During eight years on Twitter and more than 21,500 tweets, I have used the F-word just one time, on the afternoon of April 8, 2016. Watching a Falcon 9 rocket fall out of the sky and somehow, miraculously, come to fiery stop on a drone ship in the Atlantic Ocean—the moment overcame me. That first sea-based landing may be the coolest thing I've ever seen in my life.
It is unprofessional to simultaneously report on, and be a huge fan of, subjects journalists cover. But there are very few space reporters who don’t marvel at the kinds of things SpaceX has done and is trying to do. I count myself among them. That doesn’t mean the company can do no wrong, nor should it be free from criticism. And having talked to myriad people in the space industry after Thursday’s accident, from new space zealots to big aerospace barons, one thing has become crystal clear. The booster that two NASA astronauts might climb on top of in two years—or less—has just suffered two failures in 15 months.
SpaceX is an amazing company, doing amazing things. But right now there’s really just one thing the company should focus on, and that’s meeting the needs of its biggest customer. That is not a satellite company. It is not Red Dragon. It is not the hordes of adoring fans eager to hear about the Mars Colonial Transporter. It is, rather, NASA, America’s stodgy space agency that has stood by the company for the better part of a decade.

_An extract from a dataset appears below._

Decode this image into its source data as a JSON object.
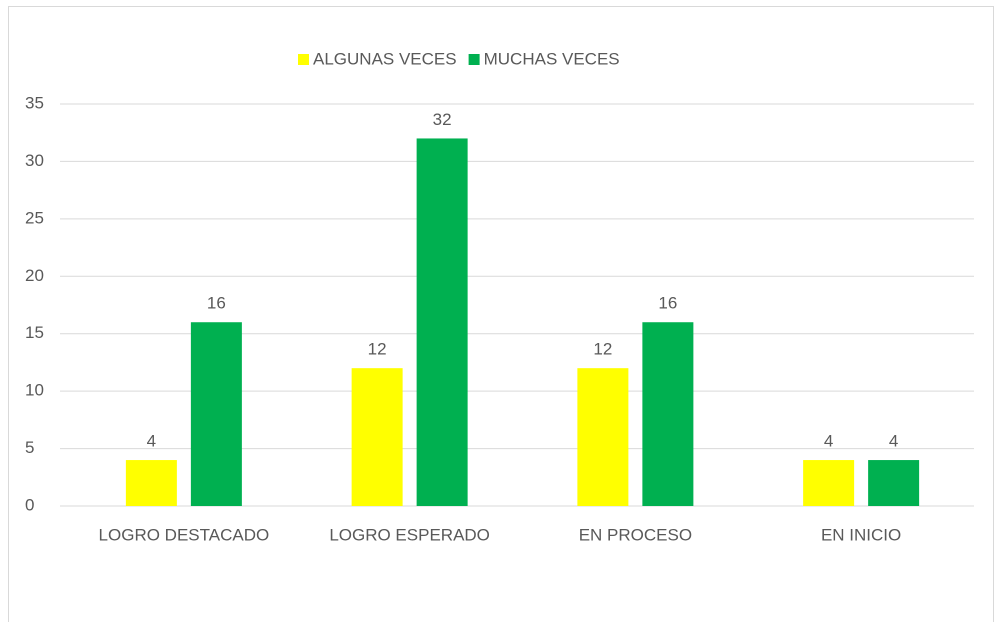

The Falcon 9 rocket lies at the core of everything SpaceX wants to do. It delivers commercial satellites and cargo. It will deliver astronauts into orbit. Three Falcon 9 boosters will power the Falcon Heavy. It is the basis of proving the reusability of orbital launch systems. So if there is no Falcon 9, there is no business. And now there have been two failures in 15 months. While the cause of the second failure is not known to outsiders, and it may have been caused by ground systems rather than the rocket itself, the company has nonetheless lost two of its rockets and associated payloads in 15 months. That is sobering.
Musk has famously contrasted his approach with that of NASA. "There's a silly notion that failure's not an option at NASA,” Musk said in 2005. “Failure is an option here. If things are not failing, you are not innovating enough."
That is a laudable approach that works for risky efforts, such as landing rockets on a boat or trying to send a Dragon to the surface of Mars. But it does not work when it comes to winning the confidence of commercial satellite customers or flying NASA astronauts. And while Musk said Dragon's abort system would have protected the crew from a "fast fire" like Thursday's accident, that is an untested assertion as of right now, albeit one we hope is accurate.
Commercial crew is by far SpaceX’s most lucrative contract ($3.14 billion in awards so far), and its success would cement the company’s legacy. Whoever launches NASA astronauts first from Florida, whether Boeing or SpaceX, will be the first private company to ever send people into orbit. The prestige and branding value of being the company that breaks the grasp of the Russians on our astronauts and restores pride to our space program is almost incalculable.
One person I spoke to recently who is intimately familiar with NASA’s commercial crew dealings with SpaceX and Boeing said both companies face major technical challenges. And while this source wasn’t particularly complimentary of Boeing, noting its interest in maximizing revenue from NASA, that company at least had dedicated a team of engineers to the project. When this person meets with SpaceX engineers, however, the team members are invariably working on several different projects in addition to commercial crew. “If we could only get them to focus,” this source told me.